塩尻市の広丘公民館は23日、同館がある市北部交流センターえんてらすで開いた「文芸サロン」で、地域の住民から寄贈されたピアノをお披露目した。市内のピアノ奏者・田岡将平さん(大門四番町)とソプラノ歌手・金子響さん(塩尻町)のコンサートを催し、70人が聴き入った。
田岡さんが「虹の彼方に」をソロ演奏した後、寄贈されたピアノを紹介。田岡さんの伴奏で金子さんが「浜辺の歌」「ウィーンわが夢の街」など5曲を歌い上げた。「(ピアノは)音が素直で、反応が良かった」と田岡さん。

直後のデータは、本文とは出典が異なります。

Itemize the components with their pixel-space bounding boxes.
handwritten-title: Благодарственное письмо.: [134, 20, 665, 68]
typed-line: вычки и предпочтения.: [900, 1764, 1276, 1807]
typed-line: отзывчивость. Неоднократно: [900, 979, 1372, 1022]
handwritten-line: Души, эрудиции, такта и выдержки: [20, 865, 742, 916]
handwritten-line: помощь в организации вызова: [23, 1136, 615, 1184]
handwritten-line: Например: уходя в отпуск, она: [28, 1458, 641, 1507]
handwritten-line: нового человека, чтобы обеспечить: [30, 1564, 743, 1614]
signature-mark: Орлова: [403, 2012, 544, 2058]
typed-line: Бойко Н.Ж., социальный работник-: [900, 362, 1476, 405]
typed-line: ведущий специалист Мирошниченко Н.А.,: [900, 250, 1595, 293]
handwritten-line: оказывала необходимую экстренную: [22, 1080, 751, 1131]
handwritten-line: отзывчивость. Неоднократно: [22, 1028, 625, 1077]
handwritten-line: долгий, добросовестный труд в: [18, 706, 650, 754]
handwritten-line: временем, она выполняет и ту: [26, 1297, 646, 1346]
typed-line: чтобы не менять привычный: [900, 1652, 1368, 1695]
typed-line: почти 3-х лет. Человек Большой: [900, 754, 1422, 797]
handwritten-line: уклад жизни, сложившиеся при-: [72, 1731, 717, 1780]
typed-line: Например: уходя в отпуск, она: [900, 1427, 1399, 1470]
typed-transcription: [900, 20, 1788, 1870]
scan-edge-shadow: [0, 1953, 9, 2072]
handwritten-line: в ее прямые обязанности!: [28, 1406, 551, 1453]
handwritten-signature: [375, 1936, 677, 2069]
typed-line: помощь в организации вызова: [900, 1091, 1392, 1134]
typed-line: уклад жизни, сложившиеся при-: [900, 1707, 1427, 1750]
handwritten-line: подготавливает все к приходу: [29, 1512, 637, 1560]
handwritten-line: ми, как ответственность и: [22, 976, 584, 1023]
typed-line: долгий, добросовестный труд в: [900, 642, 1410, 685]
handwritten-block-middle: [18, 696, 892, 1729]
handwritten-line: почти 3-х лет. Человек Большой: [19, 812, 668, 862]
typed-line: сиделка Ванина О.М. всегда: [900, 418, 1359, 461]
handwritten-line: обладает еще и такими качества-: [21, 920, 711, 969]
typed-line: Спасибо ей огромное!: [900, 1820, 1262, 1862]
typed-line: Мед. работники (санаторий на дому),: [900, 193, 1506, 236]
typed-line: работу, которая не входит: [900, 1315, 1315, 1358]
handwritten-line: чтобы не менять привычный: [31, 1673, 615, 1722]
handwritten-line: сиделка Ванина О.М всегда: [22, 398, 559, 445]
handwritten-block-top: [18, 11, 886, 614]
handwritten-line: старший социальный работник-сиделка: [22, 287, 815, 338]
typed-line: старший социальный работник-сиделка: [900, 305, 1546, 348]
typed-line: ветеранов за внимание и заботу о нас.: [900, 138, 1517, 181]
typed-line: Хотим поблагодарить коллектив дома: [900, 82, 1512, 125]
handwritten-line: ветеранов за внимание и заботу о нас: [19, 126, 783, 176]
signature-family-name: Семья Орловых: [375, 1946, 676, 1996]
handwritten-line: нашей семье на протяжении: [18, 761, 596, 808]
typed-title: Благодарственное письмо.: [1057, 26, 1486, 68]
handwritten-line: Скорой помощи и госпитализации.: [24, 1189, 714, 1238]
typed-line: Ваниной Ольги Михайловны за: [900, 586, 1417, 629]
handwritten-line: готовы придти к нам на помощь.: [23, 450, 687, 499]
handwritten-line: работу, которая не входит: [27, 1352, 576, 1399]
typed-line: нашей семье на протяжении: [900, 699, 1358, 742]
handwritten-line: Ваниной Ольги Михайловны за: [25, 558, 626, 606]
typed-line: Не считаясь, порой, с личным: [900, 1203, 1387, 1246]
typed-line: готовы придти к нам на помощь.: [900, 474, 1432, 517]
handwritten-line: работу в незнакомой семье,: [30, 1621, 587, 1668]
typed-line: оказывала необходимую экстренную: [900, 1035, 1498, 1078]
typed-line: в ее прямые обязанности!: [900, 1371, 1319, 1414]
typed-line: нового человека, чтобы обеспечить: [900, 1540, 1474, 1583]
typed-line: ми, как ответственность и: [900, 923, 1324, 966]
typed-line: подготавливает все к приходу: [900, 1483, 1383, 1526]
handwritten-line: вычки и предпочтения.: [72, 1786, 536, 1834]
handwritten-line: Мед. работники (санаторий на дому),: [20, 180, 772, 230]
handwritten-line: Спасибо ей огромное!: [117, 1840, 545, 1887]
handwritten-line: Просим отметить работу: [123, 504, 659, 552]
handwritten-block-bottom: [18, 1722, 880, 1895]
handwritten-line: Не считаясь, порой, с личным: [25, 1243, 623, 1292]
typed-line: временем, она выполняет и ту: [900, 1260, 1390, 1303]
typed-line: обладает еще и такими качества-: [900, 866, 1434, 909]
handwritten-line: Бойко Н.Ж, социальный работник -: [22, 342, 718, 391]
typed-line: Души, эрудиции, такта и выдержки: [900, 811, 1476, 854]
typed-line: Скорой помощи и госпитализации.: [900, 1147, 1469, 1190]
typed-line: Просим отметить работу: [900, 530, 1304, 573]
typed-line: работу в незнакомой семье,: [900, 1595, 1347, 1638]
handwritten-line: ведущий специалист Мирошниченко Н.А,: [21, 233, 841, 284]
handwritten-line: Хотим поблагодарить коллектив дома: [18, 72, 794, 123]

ピアノは、浜松市にあった小メーカーが50年ほど前に製造した「プルツナー」で、職人が手作りした同社の製品は希少という。公民館は弦を張り替え、会議室の一つに置いた。
当日は匿名で寄贈した夫婦も来場し、「子どもが10年弾いた後、40年眠っていた。よみがえって役に立てばうれしい」と話した。
文芸サロンは本年度初回。下諏訪町職員として長年、同町などで産出する黒曜石の調査に携わった町諏訪湖博物館・赤彦記念館の宮坂清館長の講演もあった。